Take the text detection task of the ICDAR2015 dataset (`dataset_zoo/icdar2015/textdet.py`) as an example:
The default type of `data_obtainer` is `NaiveDataObtainer`, which mainly downloads and decompresses the original files to the specified directory. Here, we configure the URL, save name, MD5 value, etc. of the original dataset files through the `files` parameter. The `mapping` parameter is used to specify the path where the data is decompressed or moved. In addition, the two optional parameters `split` and `content` respectively indicate the content type stored in the compressed file and the corresponding dataset.
`data_converter` is responsible for loading and converting the original to the format supported by MMOCR. We provide a number of built-in data converters for different tasks, such as `TextDetDataConverter`, `TextRecogDataConverter`, `TextSpottingDataConverter`, and `WildReceiptConverter` (Since we only support WildReceipt dataset for KIE task at present, we only provide this converter for now).

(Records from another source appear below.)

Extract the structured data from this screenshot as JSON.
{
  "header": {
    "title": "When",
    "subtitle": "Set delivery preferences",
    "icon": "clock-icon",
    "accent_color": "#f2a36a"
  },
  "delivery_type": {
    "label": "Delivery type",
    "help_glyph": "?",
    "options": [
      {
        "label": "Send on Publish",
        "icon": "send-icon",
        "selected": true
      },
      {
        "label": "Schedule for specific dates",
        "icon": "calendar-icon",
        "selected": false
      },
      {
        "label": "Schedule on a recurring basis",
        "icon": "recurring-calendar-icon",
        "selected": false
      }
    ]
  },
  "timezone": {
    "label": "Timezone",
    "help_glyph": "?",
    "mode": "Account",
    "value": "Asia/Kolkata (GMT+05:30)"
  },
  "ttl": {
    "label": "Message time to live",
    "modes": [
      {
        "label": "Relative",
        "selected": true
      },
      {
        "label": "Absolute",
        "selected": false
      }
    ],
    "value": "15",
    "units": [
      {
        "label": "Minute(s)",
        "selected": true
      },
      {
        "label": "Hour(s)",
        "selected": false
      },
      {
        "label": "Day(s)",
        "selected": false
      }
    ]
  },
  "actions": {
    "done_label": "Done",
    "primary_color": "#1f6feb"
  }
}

Take the text detection task as an example, `TextDetDataConverter` mainly completes the following work:
- Collect and match the images and original annotation files, such as the image `img_1.jpg` and the annotation `gt_img_1.txt`
- Load and parse the original annotations to obtain necessary information such as the bounding box and text
- Convert the parsed data to the format supported by MMOCR
- Dump the converted data to the specified path and format
The above steps can be configured separately through `gatherer`, `parser`, `dumper`.
Specifically, the `gatherer` is used to collect and match the images and annotations in the original dataset. Typically, there are two relations between images and annotations, one is many-to-many, the other is many-to-one.
```text
many-to-many
├── img_1.jpg
├── gt_img_1.txt
├── img_2.jpg
├── gt_img_2.txt
├── img_3.JPG
├── gt_img_3.txt
one-to-many
├── img_1.jpg
├── img_2.jpg
├── img_3.JPG
├── gt.txt
```
Therefore, we provide two built-in gatherers, `pair_gather` and `mono_gather`, to handle the two cases. `pair_gather` is used for the case of many-to-many, and `mono_gather` is used for the case of one-to-many. `pair_gather` needs to specify the `suffixes` parameter to indicate the suffix of the image, such as `suffixes=[.jpg,.JPG]` in the above example. In addition, we need to specify the corresponding relationship between the image and the annotation file through the regular expression, such as `rule=[r'img_(\d+)\.([jJ][pP][gG])',r'gt_img_\1.txt']` in the above example. Where `\d+` is used to match the serial number of the image, `([jJ][pP][gG])` is used to match the suffix of the image, and `\_1` matches the serial number of the image and the serial number of the annotation file.
When the image and annotation file are matched, the original annotations will be parsed. Since the annotation format is usually varied from dataset to dataset, the parsers are usually dataset related. Then, the parser will pack the required data into the MMOCR format.
Finally, we can specify the dumpers to decide the data format. Currently, we support `JsonDumper`, `WildreceiptOpensetDumper`, and `TextRecogLMDBDumper`. They are used to save the data in the standard MMOCR Json format, Wildreceipt format, and the LMDB format commonly used in academia in the field of text recognition, respectively.